The increased focus on content is reflected in trends such as¬†content placement, branded content and leading content, which take content out of the exam room and into the community to generate business. Content placement occurs when practices “place” their content in other organizations with similar clientele. For example, practices may provide an area fitness club with flyers on common health issues in the hopes that fitness club members will see the content and be attracted to the practice.

Branded content occurs when other parties provide relevant content for the practice’s use. Even though the content is created by another party, the practice has permission use the content. The most common use of branded content occurs on practice websites that incorporate articles, blogs and posts provided by third parties.

Leading content can also be branded content, but leading content is defined by its presentation. Leading content provides “teaser” information to consumers to elicit an action. “Here are the three leading causes of fatigue. For the rest of the top ten causes of fatigue, register with our site…” Without performing the required action, the consumer does not receive the complete content.

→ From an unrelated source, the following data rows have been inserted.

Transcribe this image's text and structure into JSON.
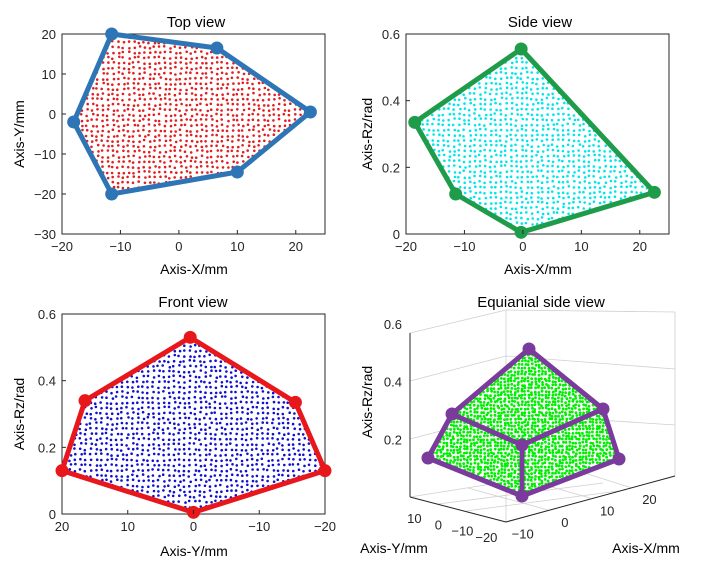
{
  "chart_data": [
    {
      "type": "scatter",
      "panel": "top",
      "title": "Top view",
      "xlabel": "Axis-X/mm",
      "ylabel": "Axis-Y/mm",
      "xlim": [
        -20,
        25
      ],
      "ylim": [
        -30,
        20
      ],
      "xticks": [
        -20,
        -10,
        0,
        10,
        20
      ],
      "yticks": [
        -30,
        -20,
        -10,
        0,
        10,
        20
      ],
      "hull": [
        [
          -11.5,
          20
        ],
        [
          6.5,
          16.5
        ],
        [
          22.5,
          0.5
        ],
        [
          10,
          -14.5
        ],
        [
          -11.5,
          -20
        ],
        [
          -18,
          -2
        ]
      ],
      "hull_color": "#2e75b6",
      "point_color": "#e02020"
    },
    {
      "type": "scatter",
      "panel": "side",
      "title": "Side view",
      "xlabel": "Axis-X/mm",
      "ylabel": "Axis-Rz/rad",
      "xlim": [
        -20,
        25
      ],
      "ylim": [
        0,
        0.6
      ],
      "xticks": [
        -20,
        -10,
        0,
        10,
        20
      ],
      "yticks": [
        0,
        0.2,
        0.4,
        0.6
      ],
      "hull": [
        [
          -0.3,
          0.555
        ],
        [
          22.5,
          0.125
        ],
        [
          -0.3,
          0.005
        ],
        [
          -11.5,
          0.12
        ],
        [
          -18.5,
          0.335
        ]
      ],
      "hull_color": "#1f9c4a",
      "point_color": "#00e5ee"
    },
    {
      "type": "scatter",
      "panel": "front",
      "title": "Front view",
      "xlabel": "Axis-Y/mm",
      "ylabel": "Axis-Rz/rad",
      "xlim": [
        20,
        -20
      ],
      "ylim": [
        0,
        0.6
      ],
      "xticks": [
        20,
        10,
        0,
        -10,
        -20
      ],
      "yticks": [
        0,
        0.2,
        0.4,
        0.6
      ],
      "hull": [
        [
          0.5,
          0.53
        ],
        [
          -15.5,
          0.335
        ],
        [
          -20,
          0.13
        ],
        [
          0,
          0.005
        ],
        [
          20,
          0.13
        ],
        [
          16.5,
          0.34
        ]
      ],
      "hull_color": "#e8171b",
      "point_color": "#1010d0"
    },
    {
      "type": "scatter",
      "panel": "equianial",
      "title": "Equianial side view",
      "xlabel": "Axis-X/mm",
      "ylabel": "Axis-Rz/rad",
      "ylabel2": "Axis-Y/mm",
      "zticks": [
        0.2,
        0.4,
        0.6
      ],
      "xticks": [
        -10,
        0,
        10,
        20
      ],
      "yticks": [
        10,
        0,
        -10,
        -20
      ],
      "hull_color": "#7a3b9c",
      "point_color": "#00ee00"
    }
  ]
}
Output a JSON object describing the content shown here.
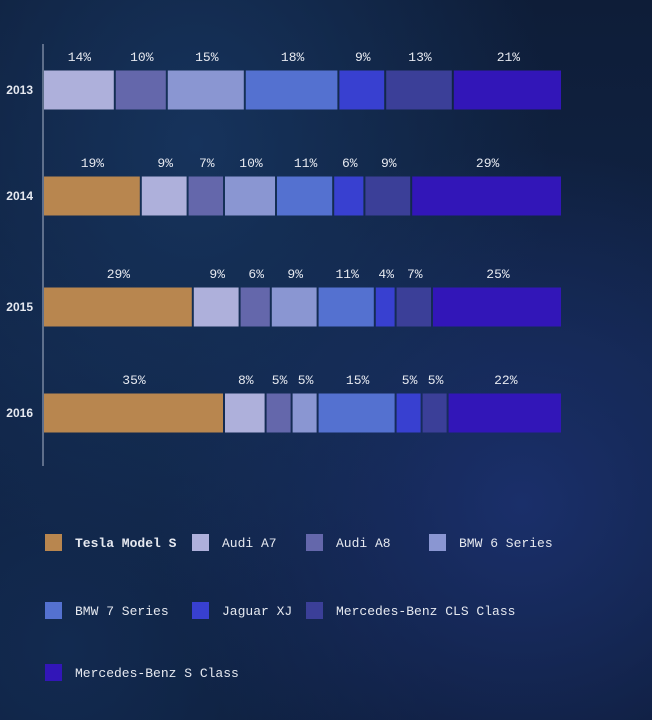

Like networking, each of these content trends should produce some level of the desired consumer action. The question is whether or not these actions are worth the risk to the practice. Unlike networking, the danger from ineffective content is much greater than wasted time. Ineffective content can result in integrity issues for the practice. Placing content in an upscale fitness club may prompt claims of elitism. Patients who discover branded content may feel deceived, while leading content may leave patients feeling manipulated.

As the phrase “Content is King” has become the marketing mantra for many, it is important to realize how powerful–and dangerous–content can be. Content represents the practice, so providers should think twice before utilizing content placements, branded content and leading content. When patients discover that a practice’s blog is really the blog of a dozen other practices, the practice’s reputation takes a significant hit.